A DGO publica dados referentes às cativações orçamentais desde 2017. Olhando para os números divulgados desde então, Medina conseguiu superar os seus antecessores na pasta das Finanças no que diz respeito à percentagem de cativações que ficaram por utilizar. João Leão deixou por libertar 40% das cativações aprovadas em 2020 e Mário Centeno reteve 36% das cativações em 2019, mas ambos ficam atrás de Medina neste indicador.

Em termos absolutos, a despesa que ficou por executar não é a maior, já que, em 2019, Mário Centeno não gastou 540 milhões que estavam previstos no Orçamento do Estado.

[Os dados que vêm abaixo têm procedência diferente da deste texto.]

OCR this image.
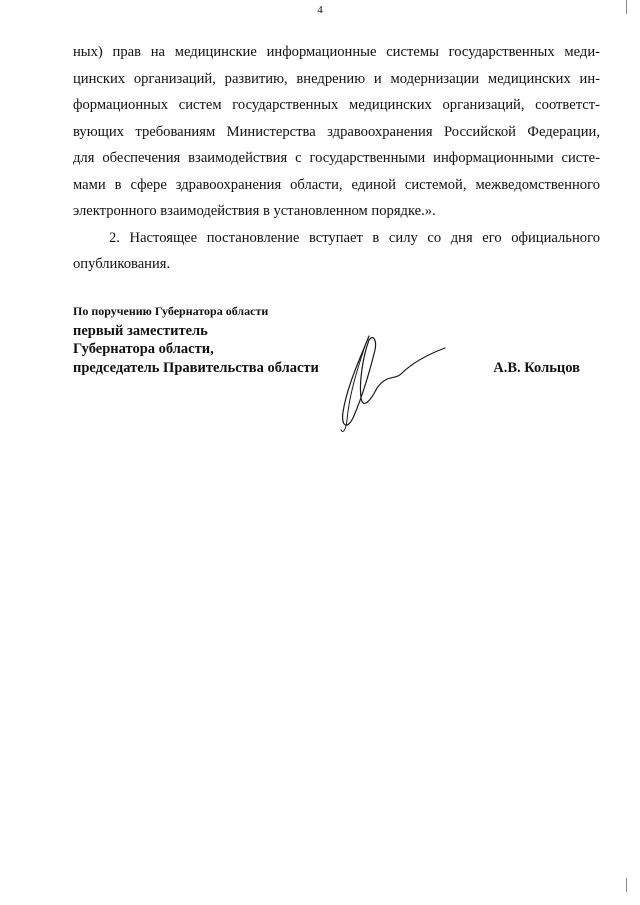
4
ных) прав на медицинские информационные системы государственных меди-
цинских организаций, развитию, внедрению и модернизации медицинских ин-
формационных систем государственных медицинских организаций, соответст-
вующих требованиям Министерства здравоохранения Российской Федерации,
для обеспечения взаимодействия с государственными информационными систе-
мами в сфере здравоохранения области, единой системой, межведомственного
электронного взаимодействия в установленном порядке.».
2. Настоящее постановление вступает в силу со дня его официального
опубликования.
По поручению Губернатора области
первый заместитель
Губернатора области,
председатель Правительства области	А.В. Кольцов
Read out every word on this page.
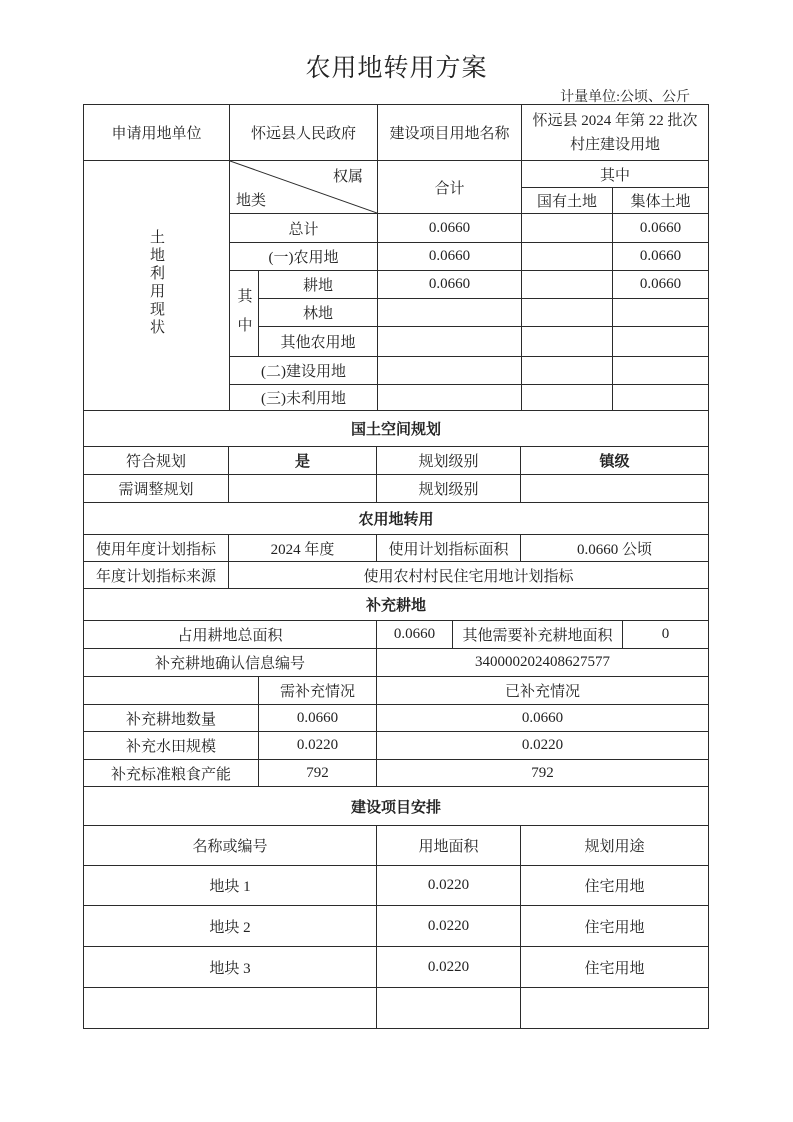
农用地转用方案
计量单位:公顷、公斤
申请用地单位	怀远县人民政府		建设项目用地名称	怀远县 2024 年第 22 批次
村庄建设用地	

土地利用现状	权属
地类		合计	其中	
				国有土地	集体土地
	总计		0.0660		0.0660
	(一)农用地		0.0660		0.0660
	其中	耕地	0.0660		0.0660
		林地			
		其他农用地			
	(二)建设用地				
	(三)未利用地				
国土空间规划			
符合规划	是	规划级别	镇级
需调整规划		规划级别	
农用地转用			
使用年度计划指标	2024 年度	使用计划指标面积	0.0660 公顷
年度计划指标来源	使用农村村民住宅用地计划指标		
补充耕地				
占用耕地总面积		0.0660	其他需要补充耕地面积	0
补充耕地确认信息编号		340000202408627577		
	需补充情况	已补充情况		
补充耕地数量	0.0660	0.0660		
补充水田规模	0.0220	0.0220		
补充标准粮食产能	792	792		
建设项目安排		
名称或编号	用地面积	规划用途
地块 1	0.0220	住宅用地
地块 2	0.0220	住宅用地
地块 3	0.0220	住宅用地
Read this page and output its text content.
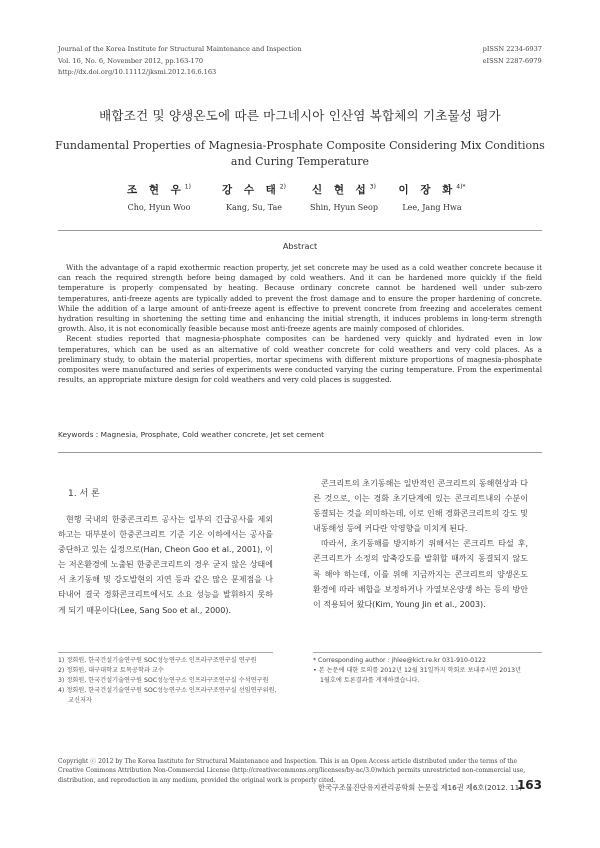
Journal of the Korea Institute for Structural Maintenance and Inspection
Vol. 16, No. 6, November 2012, pp.163-170
http://dx.doi.org/10.11112/jksmi.2012.16.6.163
pISSN 2234-6937
eISSN 2287-6979
배합조건 및 양생온도에 따른 마그네시아 인산염 복합체의 기초물성 평가
Fundamental Properties of Magnesia-Prosphate Composite Considering Mix Conditions
and Curing Temperature
조 현 우$^{1)}$
Cho, Hyun Woo
강 수 태$^{2)}$
Kang, Su, Tae
신 현 섭$^{3)}$
Shin, Hyun Seop
이 장 화$^{4)*}$
Lee, Jang Hwa
Abstract

With the advantage of a rapid exothermic reaction property, jet set concrete may be used as a cold weather concrete because it can reach the required strength before being damaged by cold weathers. And it can be hardened more quickly if the field temperature is properly compensated by heating. Because ordinary concrete cannot be hardened well under sub-zero temperatures, anti-freeze agents are typically added to prevent the frost damage and to ensure the proper hardening of concrete. While the addition of a large amount of anti-freeze agent is effective to prevent concrete from freezing and accelerates cement hydration resulting in shortening the setting time and enhancing the initial strength, it induces problems in long-term strength growth. Also, it is not economically feasible because most anti-freeze agents are mainly composed of chlorides.

Recent studies reported that magnesia-phosphate composites can be hardened very quickly and hydrated even in low temperatures, which can be used as an alternative of cold weather concrete for cold weathers and very cold places. As a preliminary study, to obtain the material properties, mortar specimens with different mixture proportions of magnesia-phosphate composites were manufactured and series of experiments were conducted varying the curing temperature. From the experimental results, an appropriate mixture design for cold weathers and very cold places is suggested.

Keywords : Magnesia, Prosphate, Cold weather concrete, Jet set cement
1. 서 론

현행 국내의 한중콘크리트 공사는 일부의 긴급공사를 제외하고는 대부분이 한중콘크리트 기준 기온 이하에서는 공사를 중단하고 있는 실정으로(Han, Cheon Goo et al., 2001), 이는 저온환경에 노출된 한중콘크리트의 경우 굳지 않은 상태에서 초기동해 및 강도발현의 지연 등과 같은 많은 문제점을 나타내어 결국 경화콘크리트에서도 소요 성능을 발휘하지 못하게 되기 때문이다(Lee, Sang Soo et al., 2000).

콘크리트의 초기동해는 일반적인 콘크리트의 동해현상과 다른 것으로, 이는 경화 초기단계에 있는 콘크리트내의 수분이 동결되는 것을 의미하는데, 이로 인해 경화콘크리트의 강도 및 내동해성 등에 커다란 악영향을 미치게 된다.

따라서, 초기동해를 방지하기 위해서는 콘크리트 타설 후, 콘크리트가 소정의 압축강도를 발휘할 때까지 동결되지 않도록 해야 하는데, 이를 위해 지금까지는 콘크리트의 양생온도 환경에 따라 배합을 보정하거나 가열보온양생 하는 등의 방안이 적용되어 왔다(Kim, Young Jin et al., 2003).

1) 정회원, 한국건설기술연구원 SOC성능연구소 인프라구조연구실 연구원
2) 정회원, 대구대학교 토목공학과 교수
3) 정회원, 한국건설기술연구원 SOC성능연구소 인프라구조연구실 수석연구원
4) 정회원, 한국건설기술연구원 SOC성능연구소 인프라구조연구실 선임연구위원,
교신저자
* Corresponding author : jhlee@kict.re.kr 031-910-0122
• 본 논문에 대한 토의를 2012년 12월 31일까지 학회로 보내주시면 2013년
1월호에 토론결과를 게재하겠습니다.
Copyright ⓒ 2012 by The Korea Institute for Structural Maintenance and Inspection. This is an Open Access article distributed under the terms of the Creative Commons Attribution Non-Commercial License (http://creativecommons.org/licenses/by-nc/3.0)which permits unrestricted non-commercial use, distribution, and reproduction in any medium, provided the original work is properly cited.
한국구조물진단유지관리공학회 논문집 제16권 제6호(2012. 11)
163
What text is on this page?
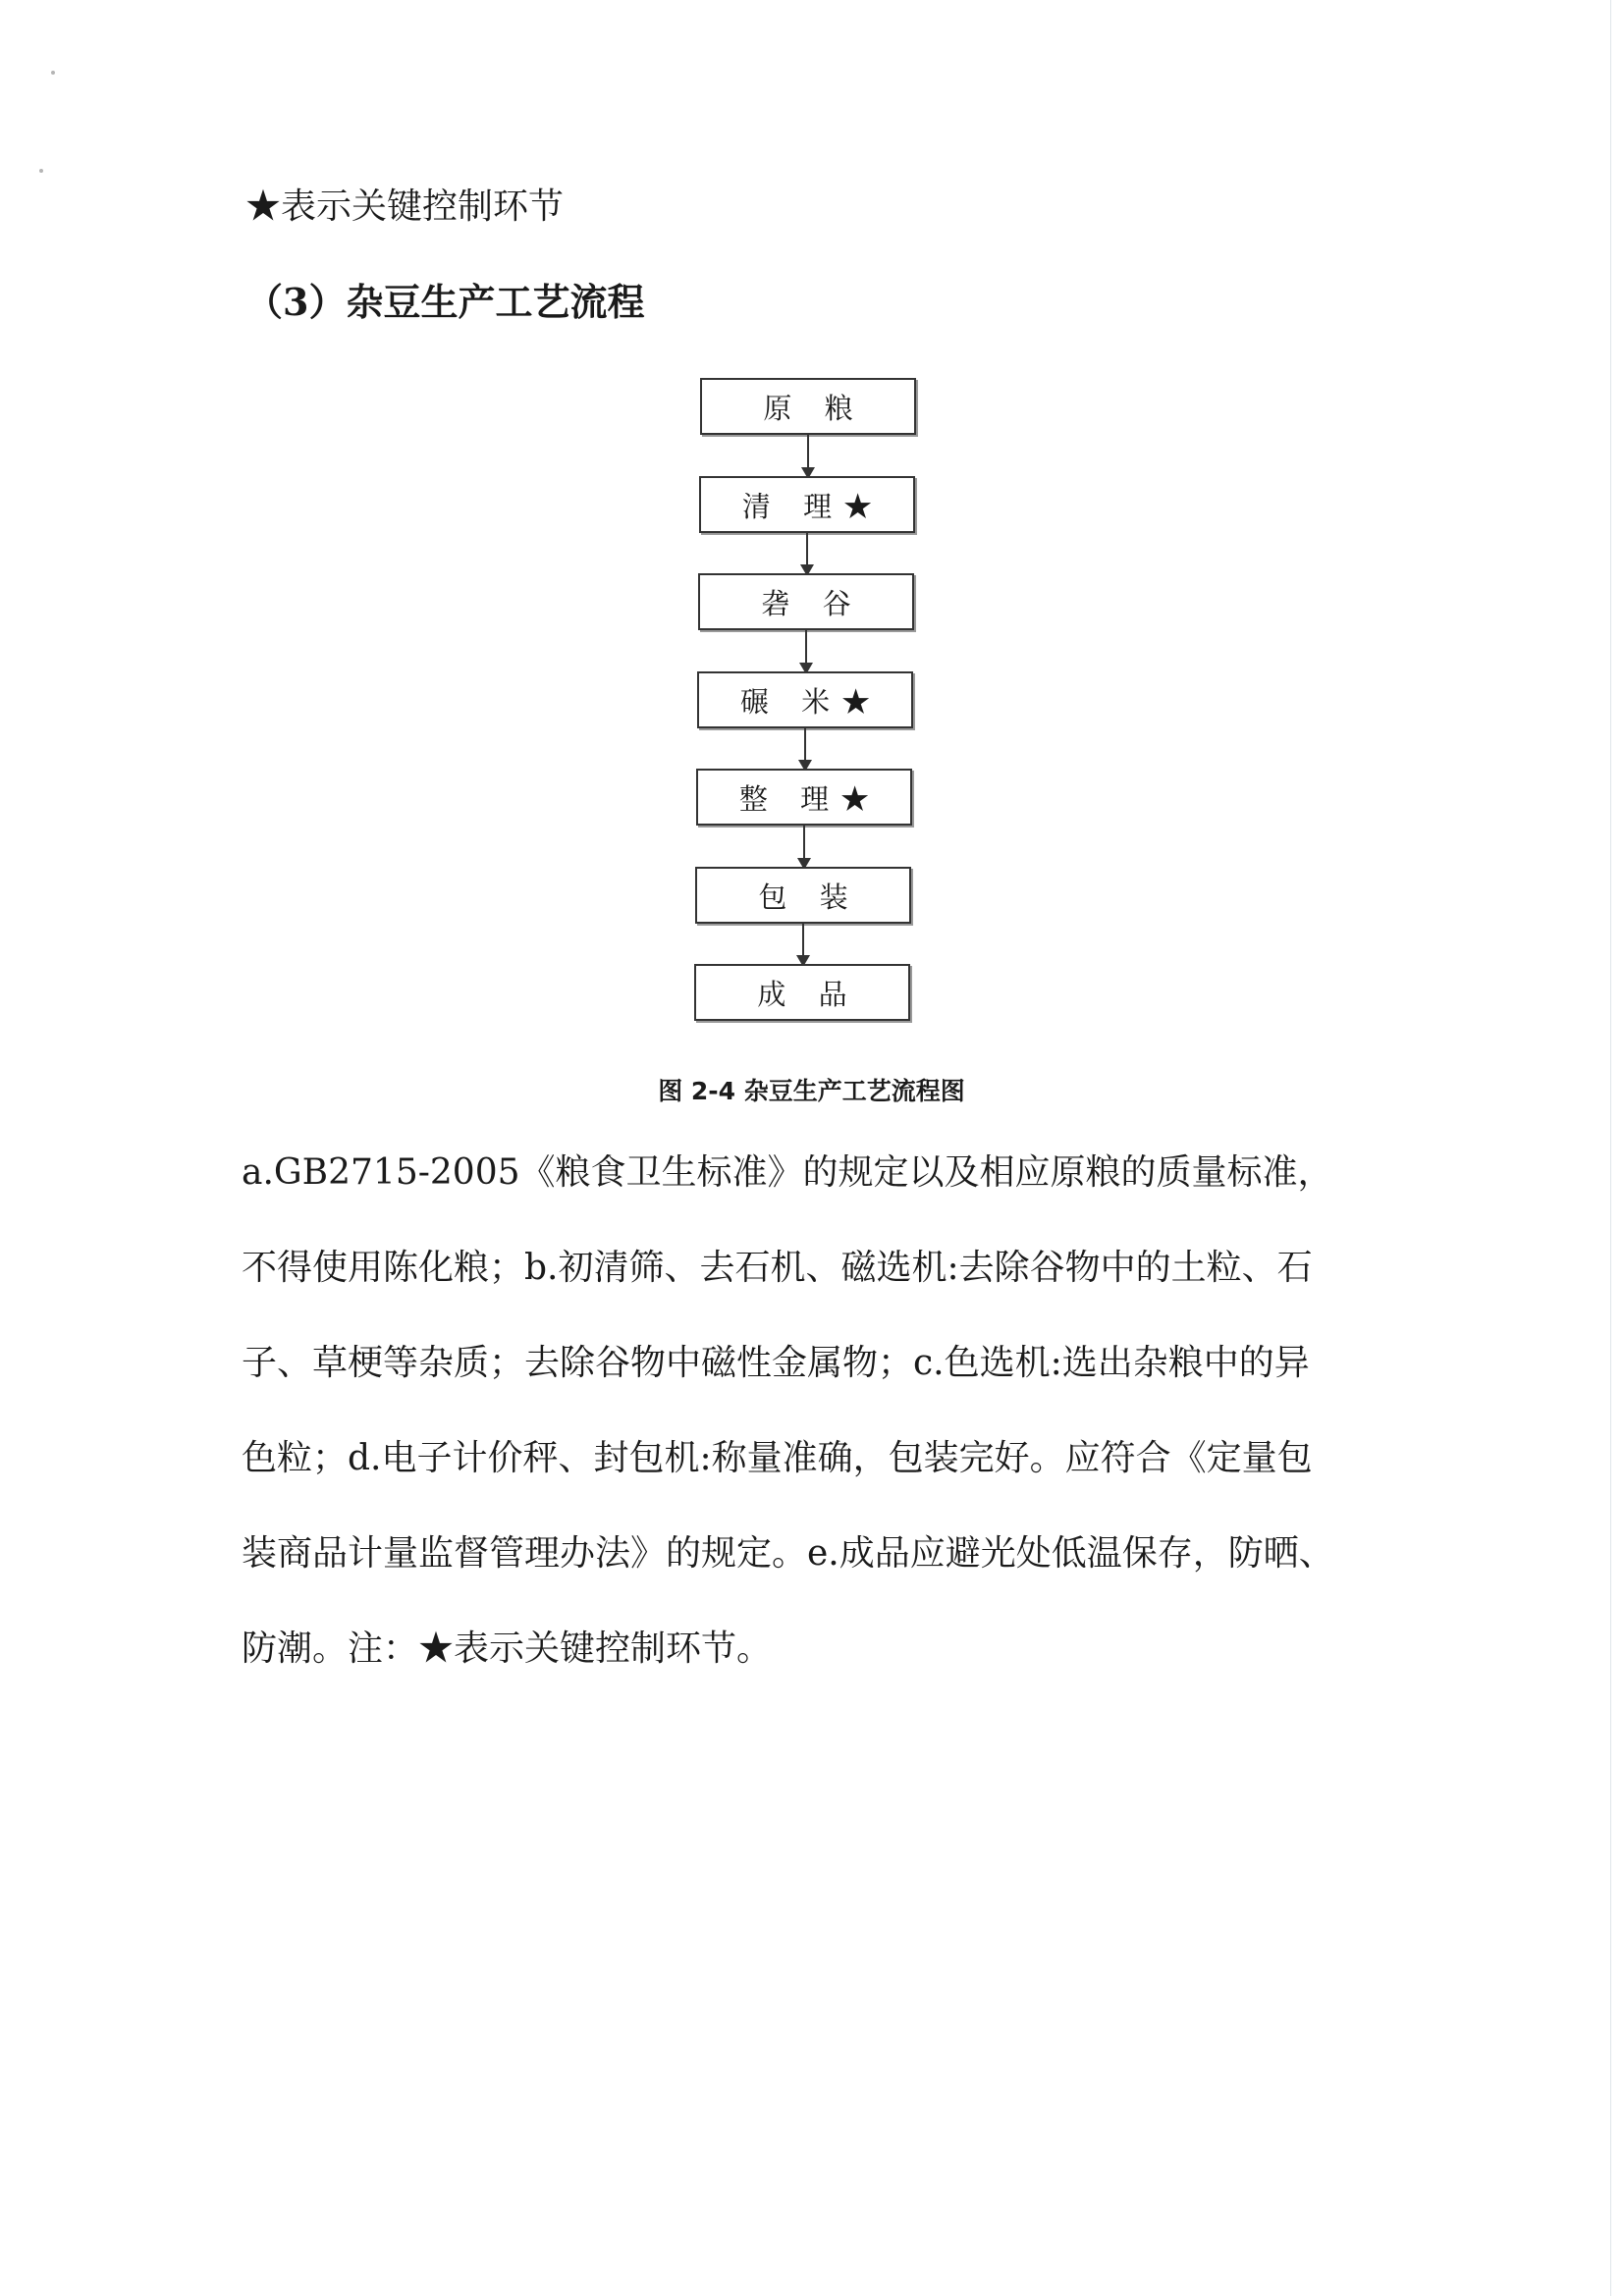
★表示关键控制环节
（3）杂豆生产工艺流程
原 粮
清 理★
砻 谷
碾 米★
整 理★
包 装
成 品
图 2-4 杂豆生产工艺流程图
a.GB2715-2005《粮食卫生标准》的规定以及相应原粮的质量标准，
不得使用陈化粮；b.初清筛、去石机、磁选机:去除谷物中的土粒、石
子、草梗等杂质；去除谷物中磁性金属物；c.色选机:选出杂粮中的异
色粒；d.电子计价秤、封包机:称量准确，包装完好。应符合《定量包
装商品计量监督管理办法》的规定。e.成品应避光处低温保存，防晒、
防潮。注：★表示关键控制环节。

Esta é, de resto, uma prática recorrente do Governo, que tem repetido todos os anos este “truque”: anuncia um aumento significativo da despesa ou do investimento em serviços públicos e em funções do Estado, mas depois não cumpre aquilo que prometera, o que acaba por estar relacionado com os “brilharetes” orçamentais alcançados. 

Estes dados só começaram a ser divulgados pela DGO em 2017 após pedido do Parlamento, que criticava a falta de transparência do governo. Nessa altura, o Bloco de Esquerda entregou inclusivamente um conjunto de perguntas ao Governo para haver um maior escrutínio na forma como as cativações de despesa pública são efetuadas, já que não havia informação do “real impacto das cativações no funcionamento dos serviços públicos”, de acordo com Mariana Mortágua.